Stand for Something: How to Get Your Addicted Ass Out of Your Life Rut

Posted on Friday April 23, 2010 at 02:15PM

According to an article by Toko-pa Turner (dreamquestion@gmail.com) in the April/May 2010 issue of Synchronicity, how do we keep the joy and passion about ourselves, our families and the organism that is our planet, how can you take its wisdom and inform your life; how can you come alive with fire and wonder.?

"Why is it so easy for us to be amazed by the beautiful, interconnected, mathematical genius of Earth... but as her eyes and ears, we hate ourselves?"

Think about this:  Our self-hatred is actually loneliness.  It is the pain of our separation from the Family of Things.  We have created a self-referencing system which habitually takes of the Earth and gives nothing back.  Our alienation stems from the negligence of reciprocity.  Worse than that, is not have your gifts received.

Our lives are so disciplined from birth that our gifts are disciplined out of us with systematic etiquette, thru society and culture, addition to money and materialism, schools and lack of community.  "Eventually we accede to the sandcastles of security, relinquishing our personal, intraservicable genius, triggering a lifetime of felt alienation."

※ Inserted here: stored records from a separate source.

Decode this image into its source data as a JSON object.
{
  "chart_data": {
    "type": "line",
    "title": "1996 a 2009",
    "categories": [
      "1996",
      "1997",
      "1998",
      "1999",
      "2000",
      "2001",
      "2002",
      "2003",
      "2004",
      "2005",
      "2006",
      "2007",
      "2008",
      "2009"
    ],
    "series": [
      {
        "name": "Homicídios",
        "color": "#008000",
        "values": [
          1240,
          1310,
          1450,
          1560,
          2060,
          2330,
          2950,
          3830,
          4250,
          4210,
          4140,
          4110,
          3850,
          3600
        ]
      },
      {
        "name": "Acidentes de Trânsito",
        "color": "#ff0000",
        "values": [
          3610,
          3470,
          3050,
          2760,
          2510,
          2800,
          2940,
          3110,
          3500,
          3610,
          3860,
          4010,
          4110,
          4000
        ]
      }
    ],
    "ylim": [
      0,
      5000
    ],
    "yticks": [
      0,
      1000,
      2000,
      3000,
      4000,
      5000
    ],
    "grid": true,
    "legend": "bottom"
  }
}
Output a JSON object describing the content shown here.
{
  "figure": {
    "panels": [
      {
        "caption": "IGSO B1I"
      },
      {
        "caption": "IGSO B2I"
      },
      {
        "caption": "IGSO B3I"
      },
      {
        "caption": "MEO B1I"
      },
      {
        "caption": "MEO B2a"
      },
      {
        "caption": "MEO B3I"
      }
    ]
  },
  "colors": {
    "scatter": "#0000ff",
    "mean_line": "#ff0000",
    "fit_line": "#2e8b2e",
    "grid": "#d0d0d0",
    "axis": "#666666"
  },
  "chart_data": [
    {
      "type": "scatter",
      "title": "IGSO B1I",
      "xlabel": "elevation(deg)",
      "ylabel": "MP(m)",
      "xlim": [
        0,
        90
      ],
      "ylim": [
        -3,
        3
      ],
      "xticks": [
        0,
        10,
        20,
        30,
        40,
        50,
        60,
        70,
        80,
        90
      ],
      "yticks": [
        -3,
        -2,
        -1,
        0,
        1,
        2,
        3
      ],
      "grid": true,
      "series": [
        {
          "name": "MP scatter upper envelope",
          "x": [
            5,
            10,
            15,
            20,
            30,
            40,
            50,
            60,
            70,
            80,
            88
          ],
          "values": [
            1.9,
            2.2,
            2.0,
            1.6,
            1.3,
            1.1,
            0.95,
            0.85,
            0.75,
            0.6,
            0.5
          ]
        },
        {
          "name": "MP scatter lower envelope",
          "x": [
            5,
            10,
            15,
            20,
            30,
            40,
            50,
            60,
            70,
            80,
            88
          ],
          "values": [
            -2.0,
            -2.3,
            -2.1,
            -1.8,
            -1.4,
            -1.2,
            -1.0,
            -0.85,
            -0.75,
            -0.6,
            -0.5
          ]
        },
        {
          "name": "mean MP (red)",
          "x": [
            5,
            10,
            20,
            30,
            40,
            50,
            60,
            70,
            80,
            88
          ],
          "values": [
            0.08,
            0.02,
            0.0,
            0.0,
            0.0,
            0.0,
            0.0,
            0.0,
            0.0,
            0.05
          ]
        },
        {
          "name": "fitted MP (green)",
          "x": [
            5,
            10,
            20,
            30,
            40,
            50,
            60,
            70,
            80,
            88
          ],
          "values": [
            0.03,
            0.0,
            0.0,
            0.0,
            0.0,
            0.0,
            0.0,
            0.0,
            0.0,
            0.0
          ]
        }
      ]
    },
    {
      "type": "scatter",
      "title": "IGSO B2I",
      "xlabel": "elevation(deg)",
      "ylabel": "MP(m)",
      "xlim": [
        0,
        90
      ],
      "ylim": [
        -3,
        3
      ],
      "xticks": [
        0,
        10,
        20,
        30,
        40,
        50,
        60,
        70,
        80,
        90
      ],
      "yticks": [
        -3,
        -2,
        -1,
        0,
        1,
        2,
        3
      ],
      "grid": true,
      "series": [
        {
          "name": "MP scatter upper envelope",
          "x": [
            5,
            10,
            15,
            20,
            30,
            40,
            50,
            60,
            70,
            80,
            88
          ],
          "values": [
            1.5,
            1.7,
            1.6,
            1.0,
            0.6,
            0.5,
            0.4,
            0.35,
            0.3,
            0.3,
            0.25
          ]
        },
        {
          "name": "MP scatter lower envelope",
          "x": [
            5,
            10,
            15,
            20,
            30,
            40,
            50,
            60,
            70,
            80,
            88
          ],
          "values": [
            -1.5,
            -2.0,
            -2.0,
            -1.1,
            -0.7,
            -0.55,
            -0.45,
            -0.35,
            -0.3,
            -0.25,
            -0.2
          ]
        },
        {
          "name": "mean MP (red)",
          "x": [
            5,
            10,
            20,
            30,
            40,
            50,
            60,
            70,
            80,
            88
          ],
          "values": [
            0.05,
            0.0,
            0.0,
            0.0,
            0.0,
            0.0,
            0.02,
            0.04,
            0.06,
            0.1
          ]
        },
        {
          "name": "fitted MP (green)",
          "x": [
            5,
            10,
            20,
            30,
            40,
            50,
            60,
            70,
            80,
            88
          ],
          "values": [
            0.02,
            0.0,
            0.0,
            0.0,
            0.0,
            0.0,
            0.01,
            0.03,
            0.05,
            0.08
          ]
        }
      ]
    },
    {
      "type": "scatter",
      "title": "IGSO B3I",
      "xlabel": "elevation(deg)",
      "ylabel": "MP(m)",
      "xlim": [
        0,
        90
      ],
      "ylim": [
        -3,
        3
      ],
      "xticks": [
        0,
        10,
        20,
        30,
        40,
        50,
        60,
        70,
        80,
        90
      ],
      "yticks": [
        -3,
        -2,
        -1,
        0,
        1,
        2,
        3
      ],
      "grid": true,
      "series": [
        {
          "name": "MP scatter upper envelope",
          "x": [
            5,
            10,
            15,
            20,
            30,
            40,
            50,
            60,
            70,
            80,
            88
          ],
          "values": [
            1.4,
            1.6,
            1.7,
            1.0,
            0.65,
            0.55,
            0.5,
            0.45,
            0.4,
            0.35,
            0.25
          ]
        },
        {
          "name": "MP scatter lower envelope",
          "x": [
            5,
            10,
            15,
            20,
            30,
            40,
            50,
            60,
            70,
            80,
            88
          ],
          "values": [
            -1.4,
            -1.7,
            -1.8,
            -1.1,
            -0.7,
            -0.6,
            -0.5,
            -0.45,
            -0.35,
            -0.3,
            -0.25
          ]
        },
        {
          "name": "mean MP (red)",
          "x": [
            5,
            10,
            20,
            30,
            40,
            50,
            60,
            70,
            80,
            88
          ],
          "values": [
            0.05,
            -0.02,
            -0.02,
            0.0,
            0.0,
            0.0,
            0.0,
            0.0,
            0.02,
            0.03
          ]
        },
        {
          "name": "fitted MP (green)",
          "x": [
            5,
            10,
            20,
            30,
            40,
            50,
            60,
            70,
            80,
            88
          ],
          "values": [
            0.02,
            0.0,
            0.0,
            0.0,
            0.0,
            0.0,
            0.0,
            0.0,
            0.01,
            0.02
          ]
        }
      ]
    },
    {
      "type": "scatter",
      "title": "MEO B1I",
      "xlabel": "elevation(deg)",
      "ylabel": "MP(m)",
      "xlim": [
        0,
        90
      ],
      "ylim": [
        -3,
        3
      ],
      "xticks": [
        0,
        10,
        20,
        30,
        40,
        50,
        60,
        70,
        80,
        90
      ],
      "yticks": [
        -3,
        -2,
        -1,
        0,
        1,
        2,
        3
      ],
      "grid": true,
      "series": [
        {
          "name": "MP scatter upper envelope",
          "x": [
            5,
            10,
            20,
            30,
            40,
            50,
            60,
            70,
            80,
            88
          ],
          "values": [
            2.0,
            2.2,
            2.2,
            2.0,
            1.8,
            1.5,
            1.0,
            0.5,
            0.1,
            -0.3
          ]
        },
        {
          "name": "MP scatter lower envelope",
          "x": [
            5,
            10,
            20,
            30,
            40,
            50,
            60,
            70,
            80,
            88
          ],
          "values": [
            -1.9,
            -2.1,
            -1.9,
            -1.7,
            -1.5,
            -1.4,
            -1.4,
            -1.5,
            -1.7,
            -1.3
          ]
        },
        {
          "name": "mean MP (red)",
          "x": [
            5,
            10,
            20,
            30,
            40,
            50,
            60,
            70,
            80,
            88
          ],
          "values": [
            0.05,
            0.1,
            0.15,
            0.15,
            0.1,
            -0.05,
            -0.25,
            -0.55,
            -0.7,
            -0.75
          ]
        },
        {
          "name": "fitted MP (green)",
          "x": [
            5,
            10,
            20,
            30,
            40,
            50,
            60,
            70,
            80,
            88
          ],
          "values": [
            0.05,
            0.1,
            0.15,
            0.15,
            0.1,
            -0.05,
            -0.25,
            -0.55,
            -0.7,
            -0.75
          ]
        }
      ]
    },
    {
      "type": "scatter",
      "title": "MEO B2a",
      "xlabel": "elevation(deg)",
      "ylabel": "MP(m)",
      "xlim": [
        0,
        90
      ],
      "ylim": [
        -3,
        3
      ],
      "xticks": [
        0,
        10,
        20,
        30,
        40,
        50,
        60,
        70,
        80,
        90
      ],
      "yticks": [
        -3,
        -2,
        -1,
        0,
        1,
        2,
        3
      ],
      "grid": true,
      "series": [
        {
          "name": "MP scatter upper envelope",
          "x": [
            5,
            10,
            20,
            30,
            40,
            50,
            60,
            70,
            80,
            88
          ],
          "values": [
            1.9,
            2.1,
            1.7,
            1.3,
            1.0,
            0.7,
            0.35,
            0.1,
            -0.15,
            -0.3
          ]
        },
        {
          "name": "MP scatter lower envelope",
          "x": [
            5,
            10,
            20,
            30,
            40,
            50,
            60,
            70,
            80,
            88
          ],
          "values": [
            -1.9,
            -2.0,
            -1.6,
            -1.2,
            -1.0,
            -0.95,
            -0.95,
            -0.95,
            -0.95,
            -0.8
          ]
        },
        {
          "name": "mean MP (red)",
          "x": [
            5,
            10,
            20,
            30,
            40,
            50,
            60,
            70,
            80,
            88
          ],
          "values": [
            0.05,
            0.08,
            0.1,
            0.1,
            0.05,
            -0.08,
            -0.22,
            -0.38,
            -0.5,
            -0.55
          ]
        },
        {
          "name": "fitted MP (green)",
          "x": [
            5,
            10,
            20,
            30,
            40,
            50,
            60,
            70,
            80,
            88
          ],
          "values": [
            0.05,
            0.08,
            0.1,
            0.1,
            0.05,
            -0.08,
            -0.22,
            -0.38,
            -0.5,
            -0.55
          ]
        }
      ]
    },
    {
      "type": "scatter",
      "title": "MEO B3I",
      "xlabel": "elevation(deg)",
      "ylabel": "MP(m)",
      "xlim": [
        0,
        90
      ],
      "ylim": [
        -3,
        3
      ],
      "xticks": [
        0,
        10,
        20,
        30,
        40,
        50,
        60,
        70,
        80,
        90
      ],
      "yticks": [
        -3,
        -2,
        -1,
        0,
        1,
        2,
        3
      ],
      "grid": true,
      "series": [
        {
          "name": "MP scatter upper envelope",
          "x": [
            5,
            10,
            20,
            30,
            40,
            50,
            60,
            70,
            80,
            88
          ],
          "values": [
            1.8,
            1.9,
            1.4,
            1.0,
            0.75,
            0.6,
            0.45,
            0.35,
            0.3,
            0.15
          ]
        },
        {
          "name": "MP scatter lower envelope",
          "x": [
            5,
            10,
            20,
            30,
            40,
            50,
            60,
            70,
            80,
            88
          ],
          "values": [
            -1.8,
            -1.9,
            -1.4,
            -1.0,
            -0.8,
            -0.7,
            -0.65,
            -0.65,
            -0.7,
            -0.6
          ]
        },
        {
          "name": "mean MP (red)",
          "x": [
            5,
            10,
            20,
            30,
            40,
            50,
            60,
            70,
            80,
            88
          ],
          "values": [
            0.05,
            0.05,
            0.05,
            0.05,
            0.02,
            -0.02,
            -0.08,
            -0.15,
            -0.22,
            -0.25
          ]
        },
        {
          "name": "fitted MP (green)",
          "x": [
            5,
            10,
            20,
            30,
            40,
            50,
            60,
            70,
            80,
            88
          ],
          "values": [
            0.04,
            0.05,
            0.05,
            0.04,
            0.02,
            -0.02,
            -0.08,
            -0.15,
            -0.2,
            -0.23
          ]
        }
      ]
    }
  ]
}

Amazingly, stubbornly, courageously, "some of us retain our passion.  Some of us continue to be disciples of the things that we love.  We drag our addicted, programmed asses out of deeply-worn ruts.  We walk against the grain and the odds, turn away from apathy, accumulation (and victimization) and stand for something."

"You may ...write a poem, sing a song, sculpt or illuminate. You may dance.  You may plant an urban garden, caretake someone (or another creature) in need, endure long learning which qualifies you to help others. Maybe you undergo, least acclaimed of all, your own healing.  You open those unexplored regions of the self, vicariously opening the unknowing of the earth itself.

It may not look like much while you're doing it.  You may feel crazy. You may experience terrifying loneliness which can not even be lessened by description.  But you are doing your duty by giving your gifts to the world."

"What can a tree teach us about self-worth?  How it grows only so big as its mothersoil can provide for, how it draws nutrients from her, how it turns sunlight into sugar to feed its branches and leaves, how it offers itself as shelter for other creatures, including humans and then kindly emits oxygen for the rest of us.  A tree may live to be ancient or not but a tree always offers its body back to the soil which grew it."